Sensitive health data from the UK Biobank, a vast repository of medical records from 500,000 British volunteers, has repeatedly ended up exposed on public platforms like GitHub due to researchers' mistakes. A Guardian investigation uncovered dozens of such incidents, with UK Biobank issuing over 80 legal takedown notices to GitHub between July and December 2025 alone, targeting hundreds of repositories worldwide. According to a privacy researcher tracking these events on Hacker News, the organization has filed 110 DMCA notices so far, affecting 197 code repositories by 170 developers.
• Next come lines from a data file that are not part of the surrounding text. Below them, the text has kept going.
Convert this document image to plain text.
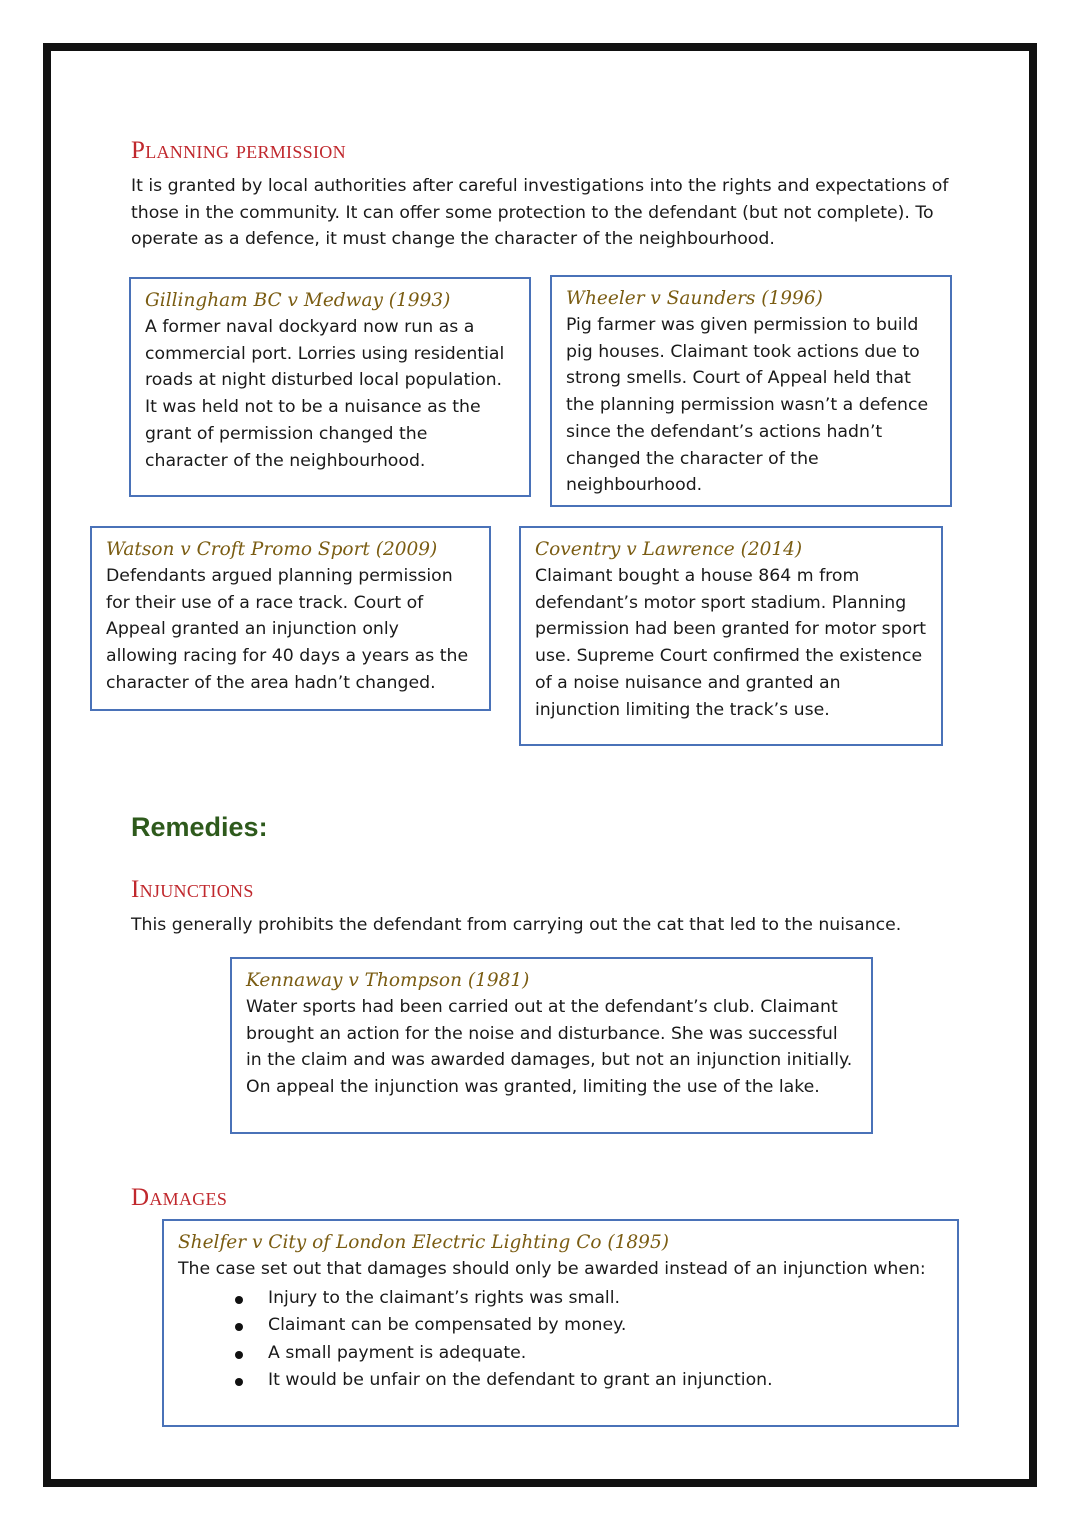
Planning permission

It is granted by local authorities after careful investigations into the rights and expectations of those in the community. It can offer some protection to the defendant (but not complete). To operate as a defence, it must change the character of the neighbourhood.

Gillingham BC v Medway (1993)

A former naval dockyard now run as a commercial port. Lorries using residential roads at night disturbed local population. It was held not to be a nuisance as the grant of permission changed the character of the neighbourhood.

Wheeler v Saunders (1996)

Pig farmer was given permission to build pig houses. Claimant took actions due to strong smells. Court of Appeal held that the planning permission wasn’t a defence since the defendant’s actions hadn’t changed the character of the neighbourhood.

Watson v Croft Promo Sport (2009)

Defendants argued planning permission for their use of a race track. Court of Appeal granted an injunction only allowing racing for 40 days a years as the character of the area hadn’t changed.

Coventry v Lawrence (2014)

Claimant bought a house 864 m from defendant’s motor sport stadium. Planning permission had been granted for motor sport use. Supreme Court confirmed the existence of a noise nuisance and granted an injunction limiting the track’s use.

Remedies:
Injunctions

This generally prohibits the defendant from carrying out the cat that led to the nuisance.

Kennaway v Thompson (1981)

Water sports had been carried out at the defendant’s club. Claimant brought an action for the noise and disturbance. She was successful in the claim and was awarded damages, but not an injunction initially. On appeal the injunction was granted, limiting the use of the lake.

Damages
Shelfer v City of London Electric Lighting Co (1895)

The case set out that damages should only be awarded instead of an injunction when:

Injury to the claimant’s rights was small.
Claimant can be compensated by money.
A small payment is adequate.
It would be unfair on the defendant to grant an injunction.
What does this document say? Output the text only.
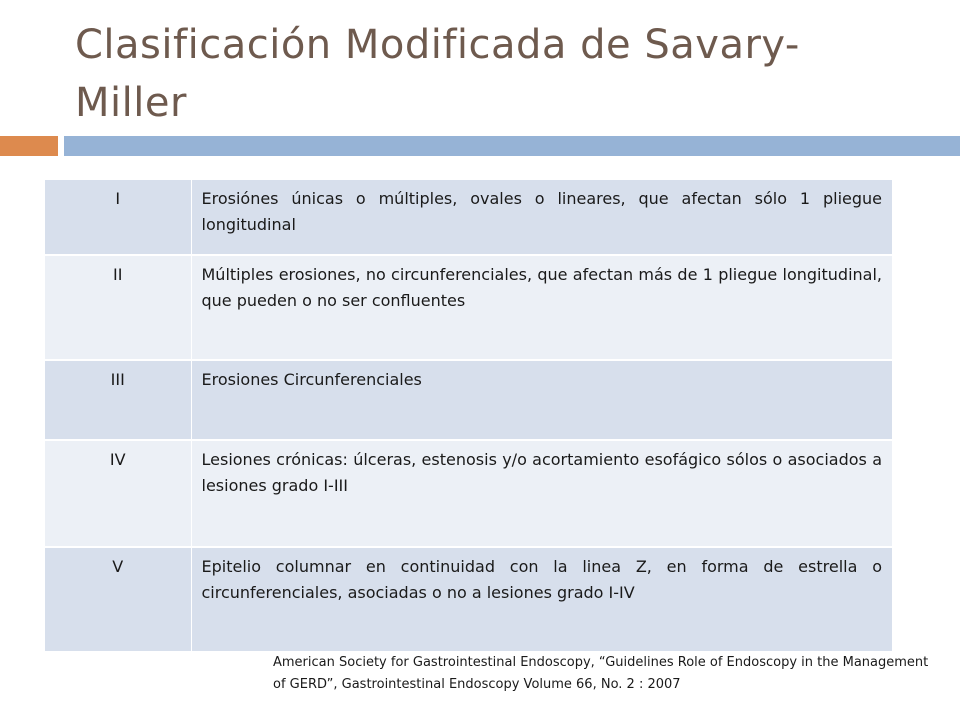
Clasificación Modificada de Savary-Miller
I	Erosiónes únicas o múltiples, ovales o lineares, que afectan sólo 1 pliegue longitudinal
II	Múltiples erosiones, no circunferenciales, que afectan más de 1 pliegue longitudinal, que pueden o no ser confluentes
III	Erosiones Circunferenciales
IV	Lesiones crónicas: úlceras, estenosis y/o acortamiento esofágico sólos o asociados a lesiones grado I-III
V	Epitelio columnar en continuidad con la linea Z, en forma de estrella o circunferenciales, asociadas o no a lesiones grado I-IV

American Society for Gastrointestinal Endoscopy, “Guidelines Role of Endoscopy in the Management of GERD”, Gastrointestinal Endoscopy Volume 66, No. 2 : 2007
The leaks stem from researchers who gained approved access to de-identified UK Biobank data—containing genome sequences, scans, blood samples, lifestyle details, and hospital records—to study diseases like cancer, dementia, and diabetes. Until late 2024, scientists could download this data to their local computers for analysis using tools like R or Python. In their rush to share code on GitHub to meet journal and funder mandates for open science, many accidentally included untracked data files, such as CSV exports with hospital episode statistics. One prominent example involved a dataset covering diagnoses and surgery dates for over 413,000 participants, including details like gender, birth month and year, which lingered online until removal.
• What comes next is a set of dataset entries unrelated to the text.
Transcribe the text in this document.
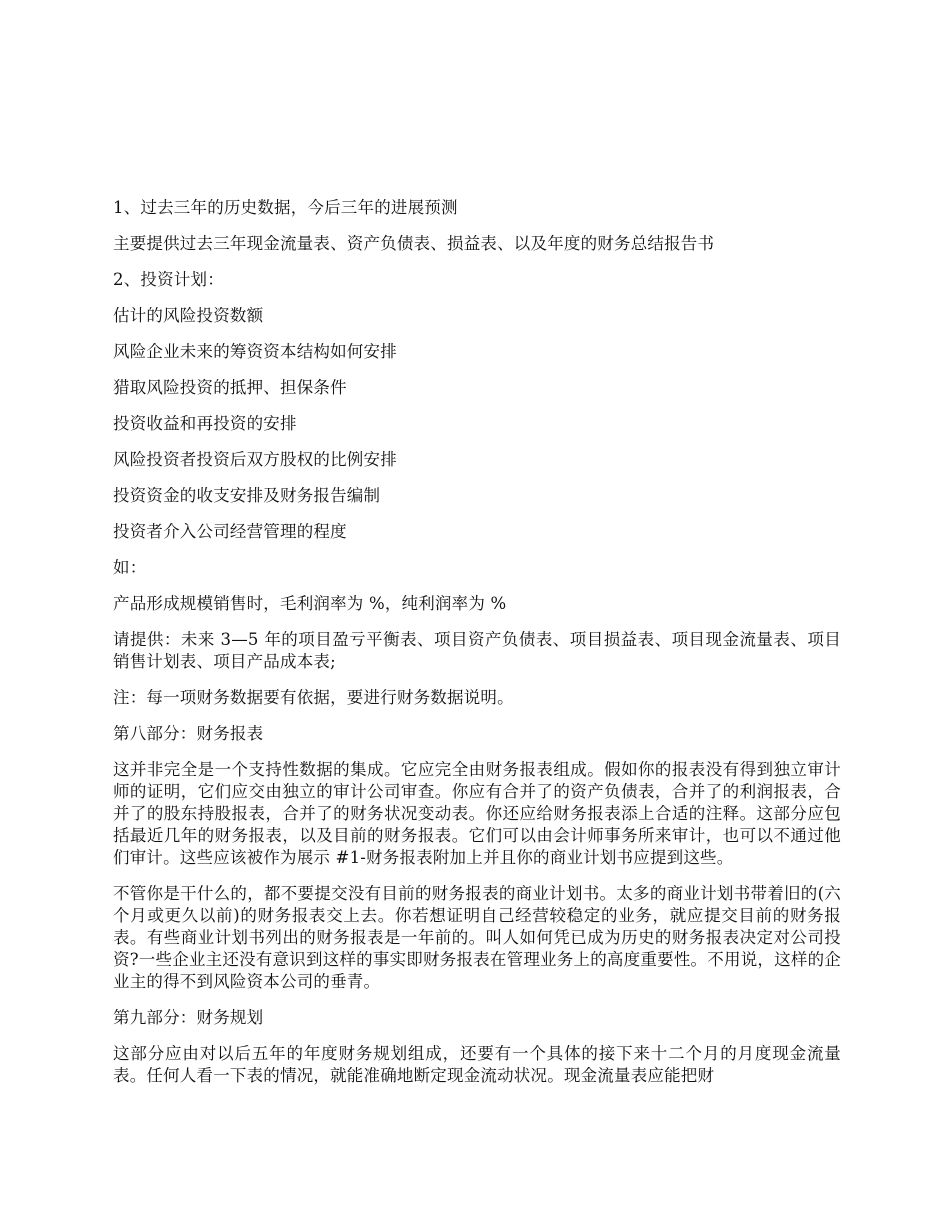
1、过去三年的历史数据，今后三年的进展预测

主要提供过去三年现金流量表、资产负债表、损益表、以及年度的财务总结报告书

2、投资计划：

估计的风险投资数额

风险企业未来的筹资资本结构如何安排

猎取风险投资的抵押、担保条件

投资收益和再投资的安排

风险投资者投资后双方股权的比例安排

投资资金的收支安排及财务报告编制

投资者介入公司经营管理的程度

如：

产品形成规模销售时，毛利润率为 %，纯利润率为 %

请提供：未来 3—5 年的项目盈亏平衡表、项目资产负债表、项目损益表、项目现金流量表、项目销售计划表、项目产品成本表;

注：每一项财务数据要有依据，要进行财务数据说明。

第八部分：财务报表

这并非完全是一个支持性数据的集成。它应完全由财务报表组成。假如你的报表没有得到独立审计师的证明，它们应交由独立的审计公司审查。你应有合并了的资产负债表，合并了的利润报表，合并了的股东持股报表，合并了的财务状况变动表。你还应给财务报表添上合适的注释。这部分应包括最近几年的财务报表，以及目前的财务报表。它们可以由会计师事务所来审计，也可以不通过他们审计。这些应该被作为展示 #1-财务报表附加上并且你的商业计划书应提到这些。

不管你是干什么的，都不要提交没有目前的财务报表的商业计划书。太多的商业计划书带着旧的(六个月或更久以前)的财务报表交上去。你若想证明自己经营较稳定的业务，就应提交目前的财务报表。有些商业计划书列出的财务报表是一年前的。叫人如何凭已成为历史的财务报表决定对公司投资?一些企业主还没有意识到这样的事实即财务报表在管理业务上的高度重要性。不用说，这样的企业主的得不到风险资本公司的垂青。

第九部分：财务规划

这部分应由对以后五年的年度财务规划组成，还要有一个具体的接下来十二个月的月度现金流量表。任何人看一下表的情况，就能准确地断定现金流动状况。现金流量表应能把财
While no full names or addresses were exposed, the partial information raises serious re-identification risks. As reported by the Guardian, cross-referencing leaked hospital diagnoses with public details—like a volunteer's surgery history and birth details—allowed investigators to pinpoint specific records. This has sparked alarms about privacy in large-scale health research, especially as the UK government recently expanded Biobank access to GP records. European universities, key users of the resource, now face heightened scrutiny over data handling ethics and training gaps during the shift to secure cloud platforms like UK Biobank's Research Analysis Platform.
UK Biobank, founded in 2003 by the Department of Health and research charities, strictly prohibits sharing participant data outside its systems and requires researchers to sign confidentiality agreements. In response, the organization has ramped up measures: issuing takedown requests, launching a Git Audit Tool to scan repositories for exposures, publishing best-practice guides for GitHub use, and providing extra training. A BBC report also confirmed a related incident where data from 500,000 people was listed for sale in China, though no personally identifiable information was released.
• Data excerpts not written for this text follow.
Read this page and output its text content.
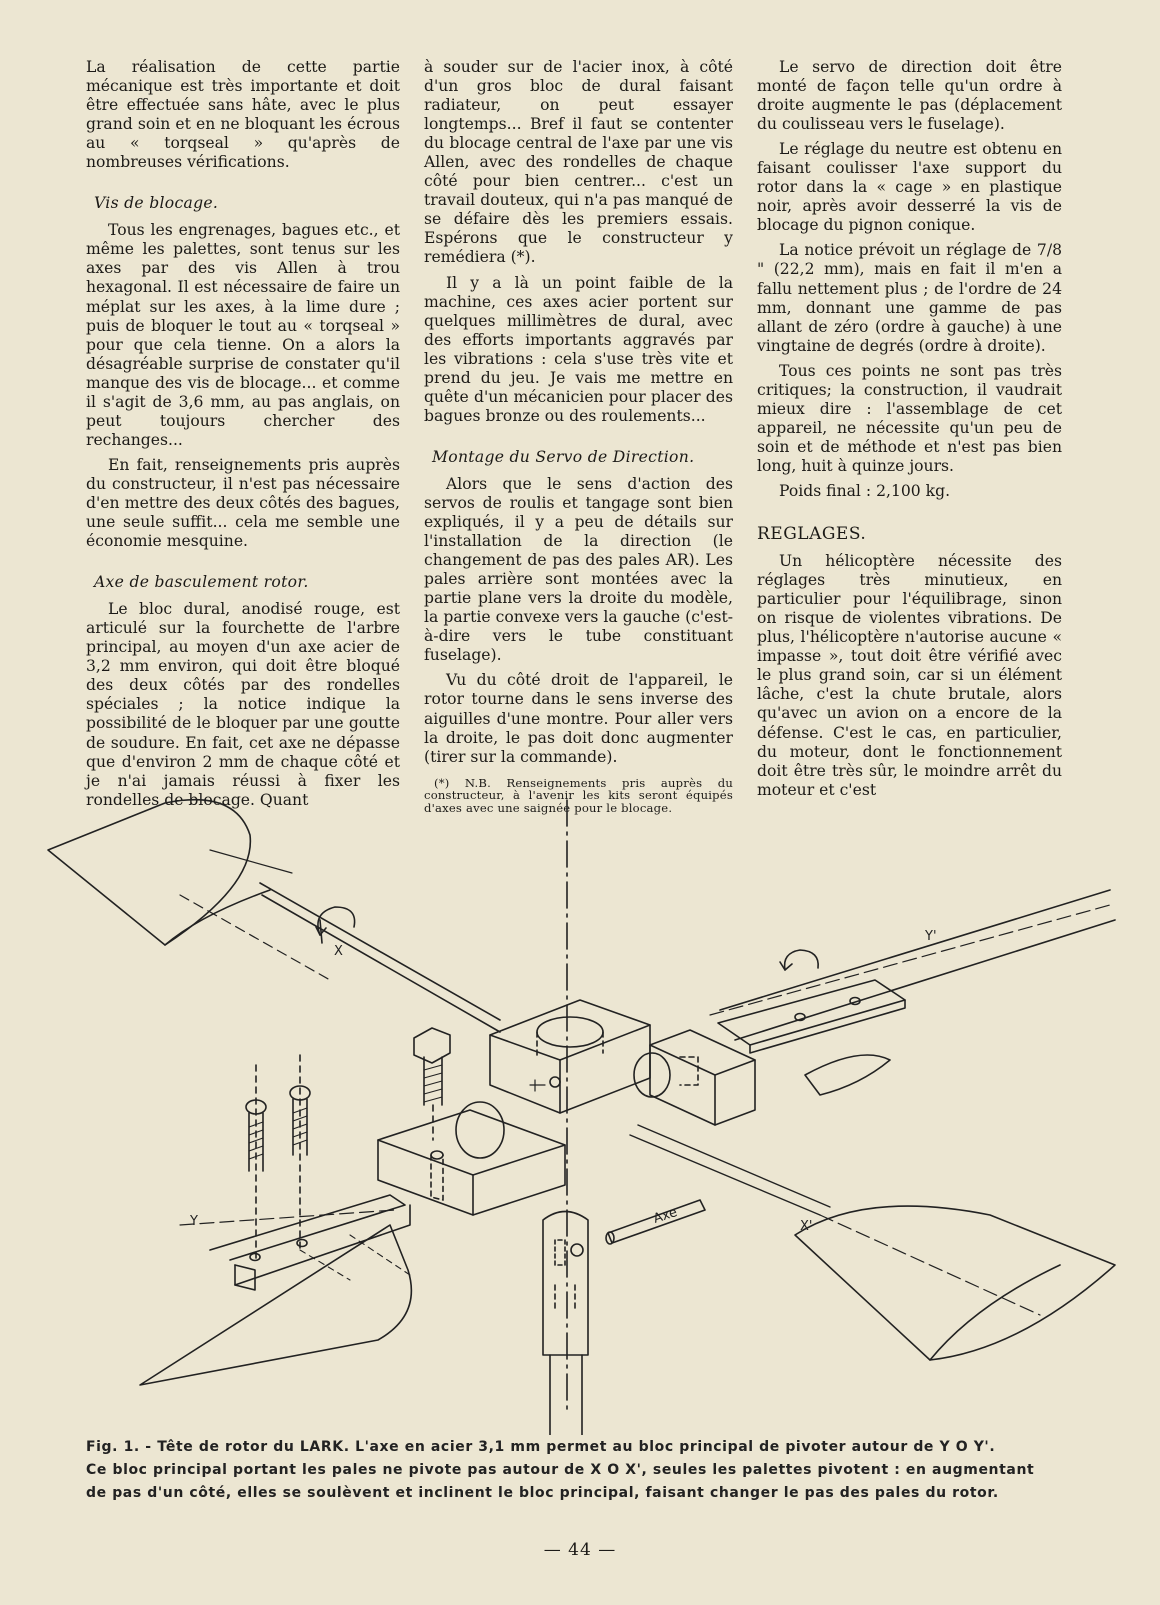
La réalisation de cette partie mécanique est très importante et doit être effectuée sans hâte, avec le plus grand soin et en ne bloquant les écrous au « torqseal » qu'après de nombreuses vérifications.

Vis de blocage.

Tous les engrenages, bagues etc., et même les palettes, sont tenus sur les axes par des vis Allen à trou hexagonal. Il est nécessaire de faire un méplat sur les axes, à la lime dure ; puis de bloquer le tout au « torqseal » pour que cela tienne. On a alors la désagréable surprise de constater qu'il manque des vis de blocage... et comme il s'agit de 3,6 mm, au pas anglais, on peut toujours chercher des rechanges...

En fait, renseignements pris auprès du constructeur, il n'est pas nécessaire d'en mettre des deux côtés des bagues, une seule suffit... cela me semble une économie mesquine.

Axe de basculement rotor.

Le bloc dural, anodisé rouge, est articulé sur la fourchette de l'arbre principal, au moyen d'un axe acier de 3,2 mm environ, qui doit être bloqué des deux côtés par des rondelles spéciales ; la notice indique la possibilité de le bloquer par une goutte de soudure. En fait, cet axe ne dépasse que d'environ 2 mm de chaque côté et je n'ai jamais réussi à fixer les rondelles de blocage. Quant

à souder sur de l'acier inox, à côté d'un gros bloc de dural faisant radiateur, on peut essayer longtemps... Bref il faut se contenter du blocage central de l'axe par une vis Allen, avec des rondelles de chaque côté pour bien centrer... c'est un travail douteux, qui n'a pas manqué de se défaire dès les premiers essais. Espérons que le constructeur y remédiera (*).

Il y a là un point faible de la machine, ces axes acier portent sur quelques millimètres de dural, avec des efforts importants aggravés par les vibrations : cela s'use très vite et prend du jeu. Je vais me mettre en quête d'un mécanicien pour placer des bagues bronze ou des roulements...

Montage du Servo de Direction.

Alors que le sens d'action des servos de roulis et tangage sont bien expliqués, il y a peu de détails sur l'installation de la direction (le changement de pas des pales AR). Les pales arrière sont montées avec la partie plane vers la droite du modèle, la partie convexe vers la gauche (c'est-à-dire vers le tube constituant fuselage).

Vu du côté droit de l'appareil, le rotor tourne dans le sens inverse des aiguilles d'une montre. Pour aller vers la droite, le pas doit donc augmenter (tirer sur la commande).

(*) N.B. Renseignements pris auprès du constructeur, à l'avenir les kits seront équipés d'axes avec une saignée pour le blocage.

Le servo de direction doit être monté de façon telle qu'un ordre à droite augmente le pas (déplacement du coulisseau vers le fuselage).

Le réglage du neutre est obtenu en faisant coulisser l'axe support du rotor dans la « cage » en plastique noir, après avoir desserré la vis de blocage du pignon conique.

La notice prévoit un réglage de 7/8 " (22,2 mm), mais en fait il m'en a fallu nettement plus ; de l'ordre de 24 mm, donnant une gamme de pas allant de zéro (ordre à gauche) à une vingtaine de degrés (ordre à droite).

Tous ces points ne sont pas très critiques; la construction, il vaudrait mieux dire : l'assemblage de cet appareil, ne nécessite qu'un peu de soin et de méthode et n'est pas bien long, huit à quinze jours.

Poids final : 2,100 kg.

REGLAGES.

Un hélicoptère nécessite des réglages très minutieux, en particulier pour l'équilibrage, sinon on risque de violentes vibrations. De plus, l'hélicoptère n'autorise aucune « impasse », tout doit être vérifié avec le plus grand soin, car si un élément lâche, c'est la chute brutale, alors qu'avec un avion on a encore de la défense. C'est le cas, en particulier, du moteur, dont le fonctionnement doit être très sûr, le moindre arrêt du moteur et c'est

X
Y'
Y	X'
Axe
Fig. 1. - Tête de rotor du LARK. L'axe en acier 3,1 mm permet au bloc principal de pivoter autour de Y O Y'.
Ce bloc principal portant les pales ne pivote pas autour de X O X', seules les palettes pivotent : en augmentant
de pas d'un côté, elles se soulèvent et inclinent le bloc principal, faisant changer le pas des pales du rotor.
— 44 —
These governance challenges underscore vulnerabilities in balancing open research with data security. The persistence of leaks, even after hundreds of removals, highlights how common practices like incomplete .gitignore configurations can undermine safeguards. Experts are calling for stronger anonymization standards, better enforcement, and more transparency to protect volunteers whose contributions fuel global medical breakthroughs.
Looking ahead, UK Biobank's ongoing audits and researcher education aim to curb future exposures, but the incidents expose broader tensions in an era of collaborative science. With data still appearing online despite efforts, affected volunteers and the research community await robust fixes to restore trust in this critical resource.